As of 2013, the northern terminus plan was considered abandoned by the New Hampshire Department of Transportation (NHDOT). In Merrimack, former easements are being reclaimed as buildable land.

As of March 2026, NHDOT is proposing to cancel the project.

==Exit list==

| Location | mi | km | Destinations | Notes |
| Nashua | 0.0 | 0.0 | US 3 / Everett Turnpike / Spit Brook Road – Boston, Manchester, Concord | Western terminus; exit 2 on Everett Turnpike |
| 0.4 | 0.64 | Daniel Webster Highway – South Nashua | Former US 3 |
| Merrimack River | 0.5 | 0.80 | Sagamore Bridge |  |
| Hudson | 1.3 | 2.1 | NH 3A – Hudson, Tynsborough, MA | Eastern terminus; at-grade intersection |
1.000 mi = 1.609 km; 1.000 km = 0.621 mi

==See also==
Several other road improvement projects have been considered to complement the Circumferential Highway:
- The now completed Broad Street Parkway along a realigned NH 130 was closely tied to this project.
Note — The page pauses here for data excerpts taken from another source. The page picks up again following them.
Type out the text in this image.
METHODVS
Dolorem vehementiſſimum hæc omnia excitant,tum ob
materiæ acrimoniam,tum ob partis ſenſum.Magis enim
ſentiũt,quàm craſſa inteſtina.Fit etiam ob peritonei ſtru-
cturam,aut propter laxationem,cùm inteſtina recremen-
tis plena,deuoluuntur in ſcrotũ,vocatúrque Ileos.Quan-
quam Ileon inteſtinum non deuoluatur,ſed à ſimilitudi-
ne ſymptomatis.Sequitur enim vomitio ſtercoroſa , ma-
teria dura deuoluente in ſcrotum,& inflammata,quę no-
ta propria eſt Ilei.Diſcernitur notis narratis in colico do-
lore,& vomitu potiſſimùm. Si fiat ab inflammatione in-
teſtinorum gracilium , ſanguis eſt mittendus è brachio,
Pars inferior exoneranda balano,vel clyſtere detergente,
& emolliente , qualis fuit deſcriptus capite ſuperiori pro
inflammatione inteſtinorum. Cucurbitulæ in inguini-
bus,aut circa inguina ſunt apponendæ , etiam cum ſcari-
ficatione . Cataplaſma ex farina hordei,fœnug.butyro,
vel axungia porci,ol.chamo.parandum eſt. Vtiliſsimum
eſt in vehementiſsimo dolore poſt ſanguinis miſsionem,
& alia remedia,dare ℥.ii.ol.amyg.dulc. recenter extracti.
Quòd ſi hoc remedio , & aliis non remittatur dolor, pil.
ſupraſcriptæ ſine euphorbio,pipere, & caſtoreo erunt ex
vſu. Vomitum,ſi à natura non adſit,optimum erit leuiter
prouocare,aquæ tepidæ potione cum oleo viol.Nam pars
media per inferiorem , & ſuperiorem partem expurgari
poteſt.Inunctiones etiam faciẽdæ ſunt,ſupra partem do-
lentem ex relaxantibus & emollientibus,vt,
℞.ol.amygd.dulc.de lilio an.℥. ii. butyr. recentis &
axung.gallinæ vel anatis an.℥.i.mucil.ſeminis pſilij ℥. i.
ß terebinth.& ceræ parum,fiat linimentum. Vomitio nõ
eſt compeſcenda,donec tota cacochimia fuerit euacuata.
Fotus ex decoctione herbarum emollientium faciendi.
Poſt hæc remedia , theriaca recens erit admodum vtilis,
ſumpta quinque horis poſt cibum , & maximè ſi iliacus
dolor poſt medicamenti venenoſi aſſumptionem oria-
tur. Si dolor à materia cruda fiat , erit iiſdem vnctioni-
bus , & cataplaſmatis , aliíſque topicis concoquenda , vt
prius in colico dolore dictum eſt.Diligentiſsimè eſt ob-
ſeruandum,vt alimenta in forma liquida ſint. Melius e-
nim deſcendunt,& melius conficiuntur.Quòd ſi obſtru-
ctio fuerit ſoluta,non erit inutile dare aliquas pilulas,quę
It has been completed as a two-lane road, and allows more direct access between the northwest Nashua commercial district along Broad and Amherst streets and central Nashua, allowing drivers to bypass several congested intersections.
- Amherst Street (NH 101A) widening is included in all proposals for the Circumferential Highway.
- Raymond Wieczorek Drive, completed in 2011, is a spur off the Everett Turnpike and provides a crossing of the Merrimack River a few miles south of I-293 in Manchester. It includes interchanges with US 3 and NH Route 3A.